The yellow shiner (Notropis calientis) is a species of ray-finned fish in the genus Notropis. It is endemic to Mexico where it is found in the Rio Lerma - Rio Grande de Santiago and Rio Pánuco in central Mexico. It forms a species complex within the genus Notropis with the Ameca shiner and the now-extinct Durango shiner.

==Description==
The yellow Shiner is a small fish with a deep, broad body which is at its deepest just in front of the origin of the dorsal fin and which has an extended caudal peduncle which is twice as long as it is deep. It has a brown back with a silver belly, the difference between the two being quite marked, although there is a subtle dark band running from the snout to the caudal peduncle which is darker at its ends. The females have deeper bodies and are darker than the males. It has a whitish chin and the caudal fin and dorsal fin are dusky in color while the other fins are lighter. Their color changes to a brilliant, golden-yellow in the breeding season. The snout is blunt and rather rounded, they have small eyes, and an oblique terminal mouth which contains a few small hooked teeth. The anal fin has seven or eight rays; the dorsal fin has nine rays, with the second, third, and fourth rays being longer than the others; the caudal fin is forked with rounded lobes. All of the fins are rather rounded in shape. The lateral line is incomplete and ends at the rear edge of the pectoral fins. The body is covered with large scales. These fish grow to a maximum length of 5 cm and the females are larger than the males.
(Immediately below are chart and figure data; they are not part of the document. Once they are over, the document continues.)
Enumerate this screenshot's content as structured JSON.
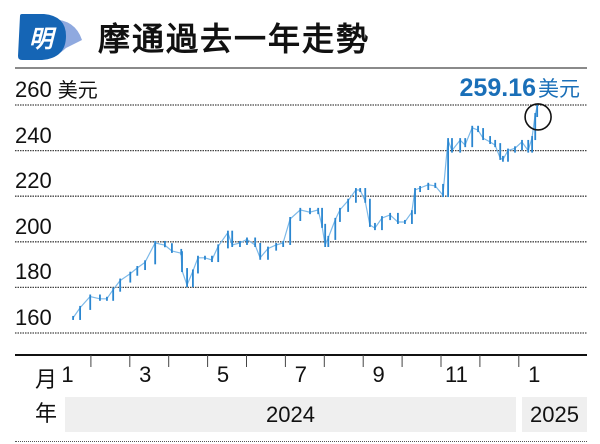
{
  "header": {
    "logo_text": "明",
    "title": "摩通過去一年走勢"
  },
  "last_price": {
    "value": "259.16",
    "unit": "美元"
  },
  "colors": {
    "accent": "#1a6fb8",
    "series": "#2a86d0",
    "series_light": "#7db9e8",
    "logo_blue": "#1565b5",
    "logo_tail": "#8fa9df"
  },
  "chart_data": {
    "type": "line",
    "title": "摩通過去一年走勢",
    "ylabel": "美元",
    "y_unit": "美元",
    "ylim": [
      160,
      260
    ],
    "yticks": [
      160,
      180,
      200,
      220,
      240,
      260
    ],
    "ytick_labels": [
      "160",
      "180",
      "200",
      "220",
      "240",
      "260"
    ],
    "xlim": [
      1,
      13.9
    ],
    "x_unit": "month (1 = Jan 2024, 13 = Jan 2025)",
    "x_tick_labels": [
      {
        "m": 1,
        "label": "1"
      },
      {
        "m": 3,
        "label": "3"
      },
      {
        "m": 5,
        "label": "5"
      },
      {
        "m": 7,
        "label": "7"
      },
      {
        "m": 9,
        "label": "9"
      },
      {
        "m": 11,
        "label": "11"
      },
      {
        "m": 13,
        "label": "1"
      }
    ],
    "month_row_label": "月",
    "year_row_label": "年",
    "years": [
      {
        "label": "2024",
        "from": 1,
        "to": 13
      },
      {
        "label": "2025",
        "from": 13,
        "to": 14
      }
    ],
    "grid": true,
    "highlight": {
      "label": "259.16美元",
      "value": 259.16,
      "marker": "circle"
    },
    "x": [
      1.54,
      1.72,
      1.98,
      2.23,
      2.41,
      2.57,
      2.75,
      3.01,
      3.19,
      3.39,
      3.65,
      3.9,
      4.08,
      4.32,
      4.34,
      4.47,
      4.62,
      4.75,
      4.93,
      5.11,
      5.27,
      5.52,
      5.63,
      5.83,
      6.01,
      6.22,
      6.35,
      6.55,
      6.76,
      6.94,
      7.12,
      7.38,
      7.63,
      7.84,
      7.94,
      8.02,
      8.1,
      8.28,
      8.4,
      8.61,
      8.81,
      8.92,
      9.05,
      9.17,
      9.3,
      9.48,
      9.69,
      9.89,
      10.07,
      10.25,
      10.33,
      10.46,
      10.67,
      10.85,
      11.05,
      11.18,
      11.28,
      11.49,
      11.62,
      11.8,
      11.95,
      12.08,
      12.26,
      12.39,
      12.52,
      12.59,
      12.72,
      12.9,
      13.08,
      13.24,
      13.34,
      13.42,
      13.47
    ],
    "y": [
      166.6,
      171,
      176,
      175,
      175,
      179,
      183,
      186,
      188.5,
      191,
      199.5,
      198.5,
      196,
      195,
      187.6,
      181,
      187,
      193,
      193,
      192,
      198,
      204,
      198.6,
      199.5,
      201,
      198.6,
      193,
      197,
      198.6,
      199.5,
      210,
      214,
      213,
      214,
      207,
      198.6,
      201.7,
      209.6,
      214,
      218,
      222.7,
      222.7,
      218,
      207.4,
      206,
      210.4,
      211.8,
      208.7,
      208.7,
      213,
      222.7,
      223.6,
      225,
      224.5,
      220.5,
      244.6,
      240,
      244.6,
      242.4,
      250,
      249,
      245.5,
      243.8,
      242.4,
      236.8,
      236,
      240,
      241,
      243.8,
      240,
      245.5,
      255.6,
      259.16
    ]
  }
}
==Distribution and habitat==
The yellow shiner is endemic to Mexico where it is found on the western Mexican Plateau where it is a widespread species being found on the drainage systems of the Rio Lerma, Rio Grande de Santiago, Rio Pánuco, and Lake Cuitzeo. In this region they occur in springs, spring fed lakes and small mountain streams.

==Biology==
The behaviour of yellow shiners is almost unknown and more research is required.

==Conservation==
The yellow shiner has not been evaluated by the IUCN's The IUCN Red List of Threatened Species but it should be considered as near threatened as there has been a considerable degradation in habitat quality in the 20th Century and they are preyed upon by a number of species of introduced fish including guppies, tilapia, sunfish and species of black bass. The Durango shiner, a close relative to the yellow shiner with a highly restricted range, is considered to be extinct.